THE ALAMO TREE begins when the revolutionary Mexican government abolished the ancient entitlements of the Roman Catholic Church in 1926. The country rapidly polarized with the privileged classes siding with the Church and the exploited classes with the government. A violent, brutal war between Right and Left, Church and State, ensued. It is known to history as the Cristero Rebellion.

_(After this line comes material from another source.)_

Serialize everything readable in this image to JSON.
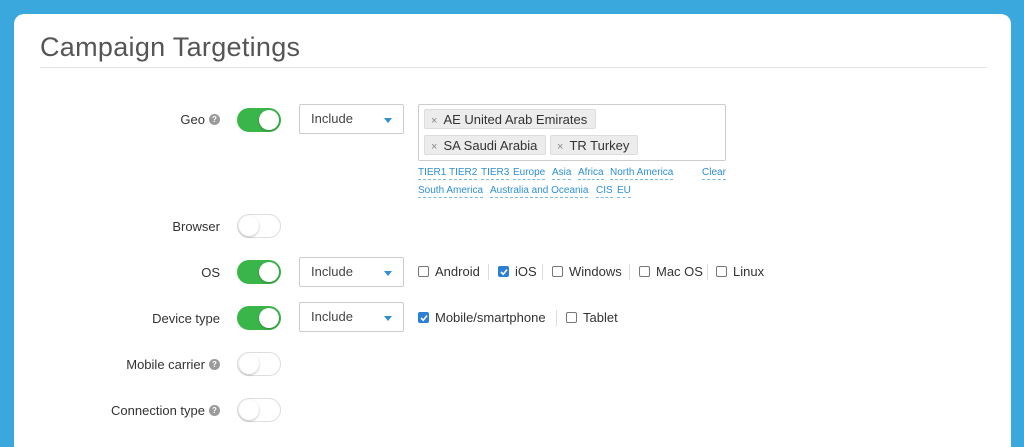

In the first episode, an American-born Catholic priest named James is hunted down by right-wing Cristero revolutionaries and feels compelled to commit grievous sins to survive. One of his greatest sins is coupling with a beautiful redhead named Fiona Kelly and impregnating her with a girl child named Chris. The indestructible heart of the Murphy clan is Fiona, a relentless, resourceful expatriate widow who owns a hotel in a Mexican province which her demonically willful daughter, Chris, ultimately develops into an internationally famous resort. Fiona’s son, Brian, supervisor of an American-owned railroad, is derailed from his dreams of power and wealth when he collides with, and falls madly in love with, a young woman named Ramona Carrizo who has defied her father to cast her lot with a Leftist people’s rebellion. Presiding over the Carrizos is the father, Gallo. Amestizo of prodigious guile and rapacity, Gallo rises from Cristero hitman to railroad policeman to flunky to Brian Kelly and worms his way upward until he grows into a financial and political giant. His son, Merle, mesmerized since childhood by Chris Murphy – to him a mixture of the profane and the sacred – is faced as an adult with the clashing demands of love, honor and family.
Abounding in a rich variety of characters – Yankee imperialists and corrupt revolutionary generals, middle-class reformers and peasant activists, narcotics smugglers and wheeling-dealing entrepreneurs of both Mexican and American origin, THE ALAMO TREE is both an epic historical drama and a family saga.